You can tell it's a Brooklyn beach because, although we did see a seagull and a tern, the birds on the beach in this picture are Rock Doves aka pigeons.

It's not an official beach - there are no lifeguards, swimming, wading, etc. are prohibited, but it's nice and not crowded for photographing and sitting and knitting.

And yes, that's me in the hat and sunglasses holding the sock!

Tuesday, July 25, 2006

Yankee Sock

The Yankees yarn was created by Dave at my request. I wanted a yarn that was navy blue and white, like the Yankees pinstripes, with very little carryover of light blue etc. In spite of living only a block from Fenway Park (or so), Dave came up with this marvelous yarn. I am knitting the sock as a toe-up from Wendy's pattern, and I turned the (short row) heel on Sunday morning. I decided to do the leg in a 2x2 rib for that athletic look!

Monday, July 24, 2006

Test Photo

This is a test photo that I took using my NEW CAMERA. My sweetie got me a lovely little digital camera to use for my crafting blog (and anything else that strikes my fancy.) So here's a picture of some yarn stash just so I can try it out.

Wednesday, July 19, 2006


I'm actively working on 2 different socks and a cotton top. The first sock is Yankees yarn that Dave kindly dyed at my request (even though he lives so close to Fenway Park.) It's dark blue and white with very little light blue in between. I'm using Wendy's toe-up sock pattern and it's coming out beautifully with a nice smooth round toe. I am just wondering how far to knit the foot before starting on the heel. The pattern says to stop about 2" short of the total foot length, which would be at least another inch, but when I try it on (I love being able to try the sock on!) the foot is definitely up to the ankle at the instep. This sock is on Bryspun 3s (or possibly 2s.)

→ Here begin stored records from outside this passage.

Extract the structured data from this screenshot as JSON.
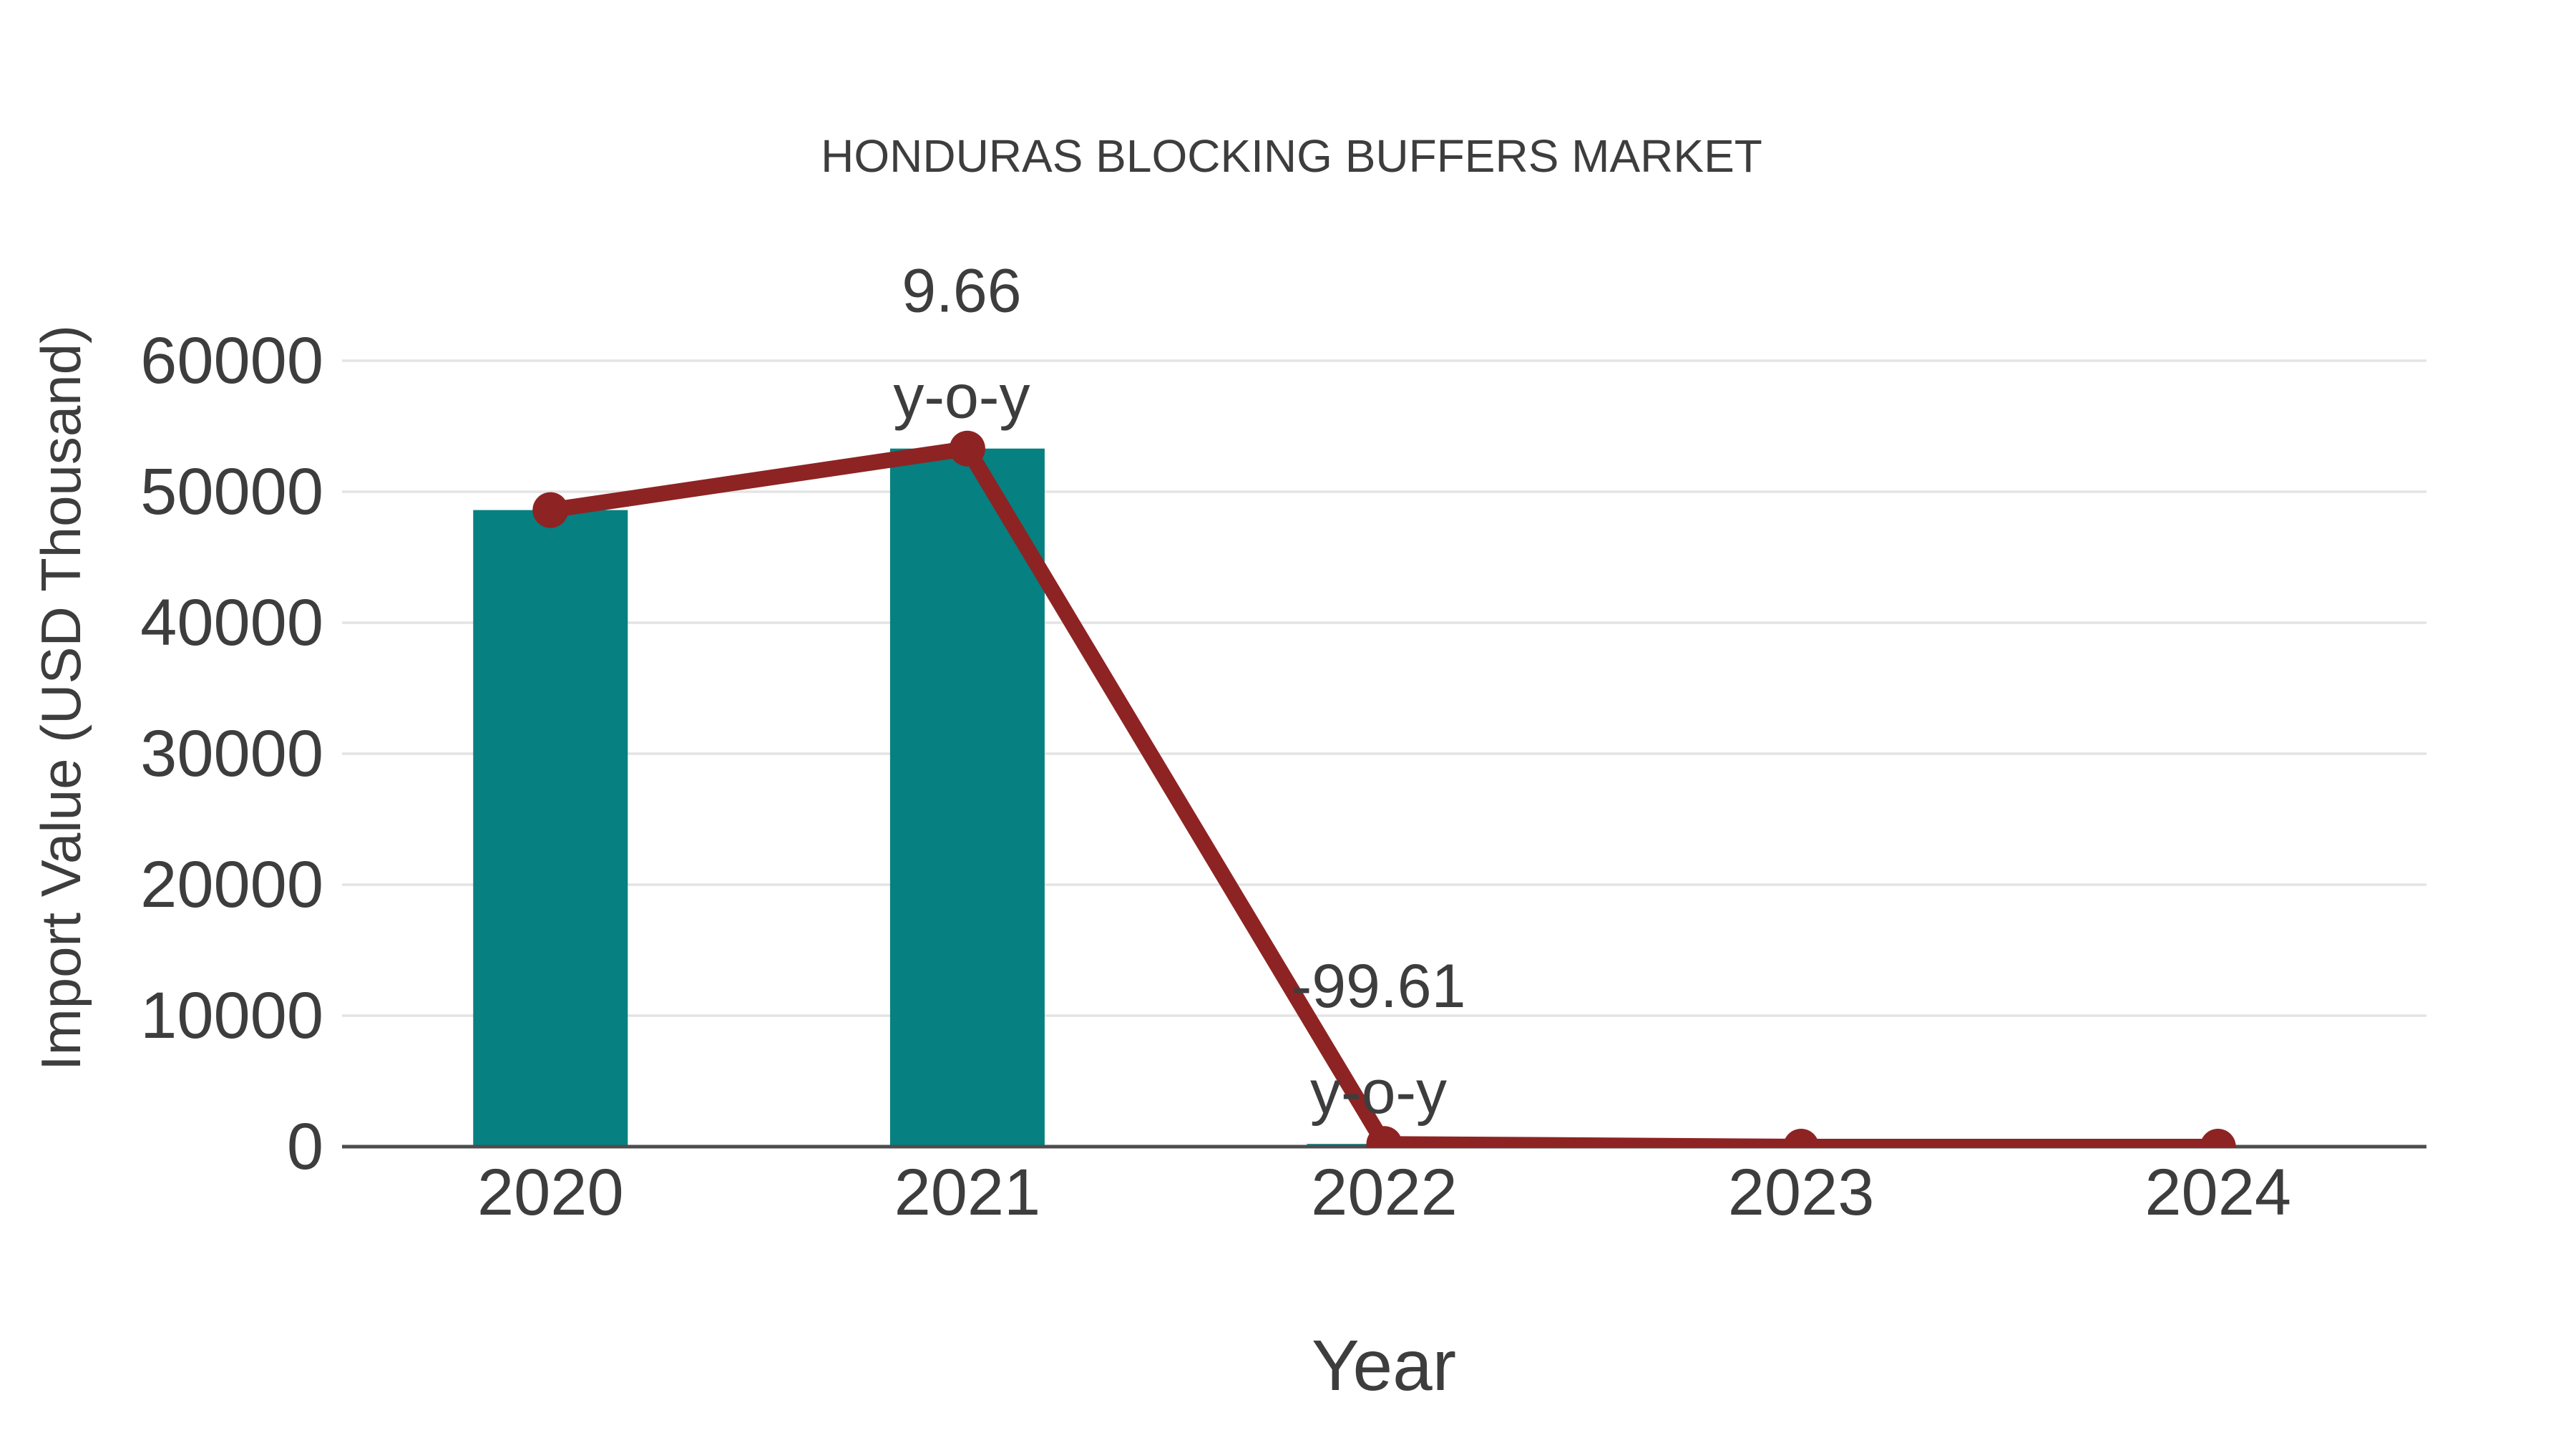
{
  "chart_data": {
    "type": "combo",
    "title": "HONDURAS BLOCKING BUFFERS MARKET",
    "xlabel": "Year",
    "ylabel": "Import Value (USD Thousand)",
    "categories": [
      "2020",
      "2021",
      "2022",
      "2023",
      "2024"
    ],
    "series": [
      {
        "name": "Import Value bars",
        "type": "bar",
        "color": "#068080",
        "values": [
          48600,
          53295,
          208,
          0,
          0
        ]
      },
      {
        "name": "Import Value trend line",
        "type": "line",
        "color": "#8E2323",
        "values": [
          48600,
          53295,
          208,
          0,
          0
        ]
      }
    ],
    "ylim": [
      0,
      65000
    ],
    "yticks": [
      0,
      10000,
      20000,
      30000,
      40000,
      50000,
      60000
    ],
    "grid": true,
    "legend": false,
    "annotations": [
      {
        "category": "2021",
        "lines": [
          "9.66",
          "y-o-y"
        ]
      },
      {
        "category": "2022",
        "lines": [
          "-99.61",
          "y-o-y"
        ]
      }
    ],
    "colors": {
      "text": "#3D3D3D",
      "grid": "#E4E4E4",
      "axis": "#4D4D4D",
      "background": "#FFFFFF"
    }
  }
}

The second sock I call the Mardi Gras sock - it's Claudia's Purple Earth colorway that I got at Maryland Sheep and Wool. It was this yarn that inspired me to learn a toe-up sock because the balls of wool looked rather small and I was worried about running out if I did a top-down sock. (I started calling it the Mardi Gras sock because it has the colors of Carnival, purple, green and gold, and because I worked on it in New Orleans at the convention in June.) Again, I feel that the foot is up to the ankle but the measurement is short. This sock is on Brittany 1.5s (I don't have a problem with them breaking btw.)

My third project is a cotton top using Second Hand Cotton in Atlantis. I made the Eyelet Tee from Knit One Crochet Too and liked it very much with a few minor changes (like, make it longer than 21"!) I started this top with Feather and Fan (4 repeats) which gives it a nice lacy border and that lovely scalloped hem. Now it' s just stockinette for miles.

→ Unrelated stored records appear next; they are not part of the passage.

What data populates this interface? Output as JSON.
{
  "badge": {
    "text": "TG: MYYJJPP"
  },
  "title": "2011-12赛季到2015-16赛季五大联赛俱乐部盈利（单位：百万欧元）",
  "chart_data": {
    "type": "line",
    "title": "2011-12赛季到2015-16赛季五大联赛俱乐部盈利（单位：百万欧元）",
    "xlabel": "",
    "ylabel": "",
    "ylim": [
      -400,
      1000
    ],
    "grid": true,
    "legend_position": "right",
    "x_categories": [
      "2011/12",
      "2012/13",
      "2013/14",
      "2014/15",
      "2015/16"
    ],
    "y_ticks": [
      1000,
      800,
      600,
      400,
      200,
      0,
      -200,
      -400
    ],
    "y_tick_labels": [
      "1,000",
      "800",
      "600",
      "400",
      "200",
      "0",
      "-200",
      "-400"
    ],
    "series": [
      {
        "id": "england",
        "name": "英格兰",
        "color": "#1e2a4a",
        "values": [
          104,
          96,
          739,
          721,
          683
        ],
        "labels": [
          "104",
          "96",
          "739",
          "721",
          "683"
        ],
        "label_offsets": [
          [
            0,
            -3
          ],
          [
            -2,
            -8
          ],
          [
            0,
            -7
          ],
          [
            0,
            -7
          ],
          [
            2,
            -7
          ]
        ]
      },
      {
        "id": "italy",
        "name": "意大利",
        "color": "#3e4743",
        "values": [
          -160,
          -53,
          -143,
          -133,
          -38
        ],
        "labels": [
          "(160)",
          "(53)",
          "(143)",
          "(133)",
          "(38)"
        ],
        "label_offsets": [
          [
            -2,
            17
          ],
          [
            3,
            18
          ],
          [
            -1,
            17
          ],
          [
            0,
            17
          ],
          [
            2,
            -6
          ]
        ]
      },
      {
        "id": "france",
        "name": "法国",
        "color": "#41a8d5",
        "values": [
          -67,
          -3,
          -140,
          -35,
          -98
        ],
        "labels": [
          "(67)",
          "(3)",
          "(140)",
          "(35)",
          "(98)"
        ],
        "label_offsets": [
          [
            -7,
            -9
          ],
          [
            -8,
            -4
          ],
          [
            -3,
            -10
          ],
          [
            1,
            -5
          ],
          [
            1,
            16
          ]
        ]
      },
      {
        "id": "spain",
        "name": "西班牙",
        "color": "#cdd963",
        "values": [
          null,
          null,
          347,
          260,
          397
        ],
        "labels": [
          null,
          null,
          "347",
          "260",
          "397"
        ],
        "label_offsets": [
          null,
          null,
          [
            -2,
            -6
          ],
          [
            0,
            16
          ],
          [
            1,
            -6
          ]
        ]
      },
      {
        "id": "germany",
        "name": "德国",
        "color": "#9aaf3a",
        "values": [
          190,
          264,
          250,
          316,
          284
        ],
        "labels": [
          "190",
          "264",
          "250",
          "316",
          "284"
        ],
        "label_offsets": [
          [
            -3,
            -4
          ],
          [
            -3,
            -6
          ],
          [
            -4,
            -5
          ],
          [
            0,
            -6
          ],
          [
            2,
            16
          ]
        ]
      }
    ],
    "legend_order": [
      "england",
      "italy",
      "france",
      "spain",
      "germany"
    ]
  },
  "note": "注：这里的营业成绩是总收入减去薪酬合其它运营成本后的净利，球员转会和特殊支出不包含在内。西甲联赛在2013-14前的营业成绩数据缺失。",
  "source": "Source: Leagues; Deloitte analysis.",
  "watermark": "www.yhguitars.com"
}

Pictures of all these will follow when I can get my photographer set up.

Sunday, July 16, 2006

More Photographs

Here are some more photographs of the Afghan in progress.

Welcome to My World

This is my first post in a blog that I hope to use for my crafting adventures, photographs, etc. Right now I'm mostly knitting with a few forays back into counted cross stitch and beading.

The picture is a close-up of the afghan that my sister and I made, in separate squares, in separate states.